Mahasiswi Bunuh Diri di Indekos, Ditemukan Pesan Terakhir yang Ditulis Tangan

EDISIINDONESIA.id – Secarik pesan yang ditinggalkan EN (24), mahasiswi Universitas Dian Nuswantoro (Udinus) masih menyisakan tanda tanya.

Dugaan kuat, mahasiswi asal Kabupaten Kapuas, Kalimantan Tengah itu mengakhiri hidupnya atau bunuh diri.

EN ditemukan tak bernyawa dengan posisi terlentang mengenakan baju hijau dan celana pendek hitam di kamar indekosnya, Jalan Bulusan Selatan VII, Kelurahan Bulusan, Kecamatan Tembalang, Kota Semarang pada Rabu (11/10) sekitar pukul 20.30.

Surat yang ditulis tangan oleh korban memuat pesan kepada orang-orang terdekat yang ditinggalkan. Dari pesan tersebut, korban meminta maaf selama masih hidup.

“Gausah cari tau kematian aku ya! Aku bahagia dengan pilihan ini. Aku minta gak usah dibikin booming. Buat orang yang aku tinggalin, maafin aku yah! Aku capek hidup di dunia ini,” tulis pesan perpisahan tersebut.

Kristiwi (43), pemilik indekos tak menyangka, korban ditemukan terbujur kaku membiru di kamar. Dia mengetahuinya setelah sang pacar korban meminta untuk membukakan pintu menggunakan kunci cadangan.

“Setelah saya buka, anaknya sudah terbujur kaku kebiruan, tubuhnya itu putih banget. Saya syok, sampai sekarang masih lemas tidak berangkat kerja,” kata Kristiwi saat ditemui di indekos.

Tiwi, sapaan akrabnya mengatakan tak menaruh curiga terhadap anak kosnya tersebut. Dia mengenal EN sebagai sosok yang baik dan ceria. Bahkan, ketika dia bertemu EN di luar indekos, korban selalu menyapanya.

“Anaknya baik, dan ceria. Mudah bergaul, kalau ketemu di jalan suka menyapa ‘ibu’ gitu biasa teriak memanggil saya. Anaknya cantik, tinggi seperti model,” katanya.

Tiwi tak banyak mengetahui kepribadian EN. Pasalnya, dia selain bekerja pulang malam, korban juga jarang berada di indekos.

“Soalnya anaknya kuliah sambil kerja,” katanya.

Terakhir, dia berinteraksi dengan korban melalui pesan WhatApps pada 5 Oktober lalu. Saat itu, Tiwi menagih pembayaran bulanan indekos yang menunggak dua bulan.

“Agak lama baru dibalas bilang maaf baru ada kuota internet. Katanya nanti tanggal 15 akan dibayar dua bulan sekalian. Lha ini belum tanggal 15 malah sudah pergi selamanya,” ujarnya.

Tiwi sudah menganggap seluruh anak yang menumpang sementara di indekosnya seperti anak sendiri. Termasuk EN, yang hampir dua tahun menempati indekosnya.

“Semua anak kos ini saya anggap sebagai anak sendiri,” katanya.

Seusai penemuan jenazah, dirinya menghubungi kepolisian.
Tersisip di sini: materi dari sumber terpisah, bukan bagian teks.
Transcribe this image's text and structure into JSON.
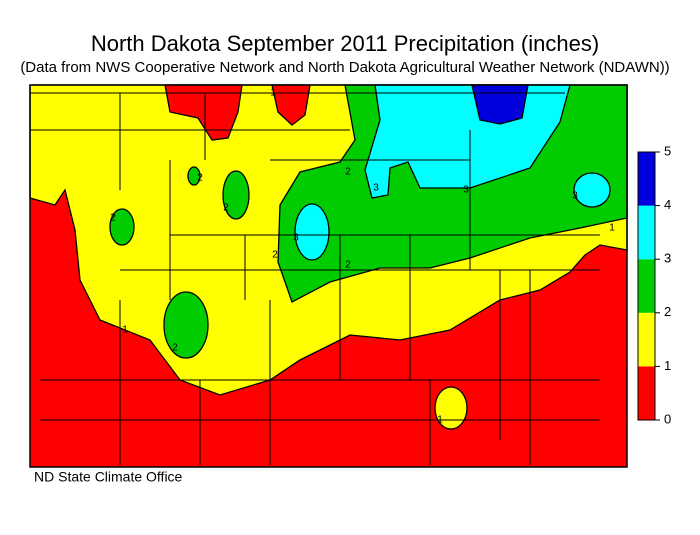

Saat itu juga, aparat kepolisian melakukan pemeriksaan, memasang garis kuning kepolisian, dan membawa jenazah ke Rumah Sakit Umum Pusat (RSUP) Dr Kariadi Kota Semarang.

“Pamannya dari Ungaran ke sini, terus mengurus kematiannya ke Rumah Sakit Kariadi,” katanya. (edisi/jpnn)

Artikel ini tidak ditujukan menginspirasi siapa pun untuk melakukan tindakan serupa. Jika Anda merasakan gejala depresi dengan kecenderungan untuk bunuh diri, segeralah berkonsultasi kepada psikolog, psikiater, atau pihak-pihak yang kompeten di bidang kesehatan mental.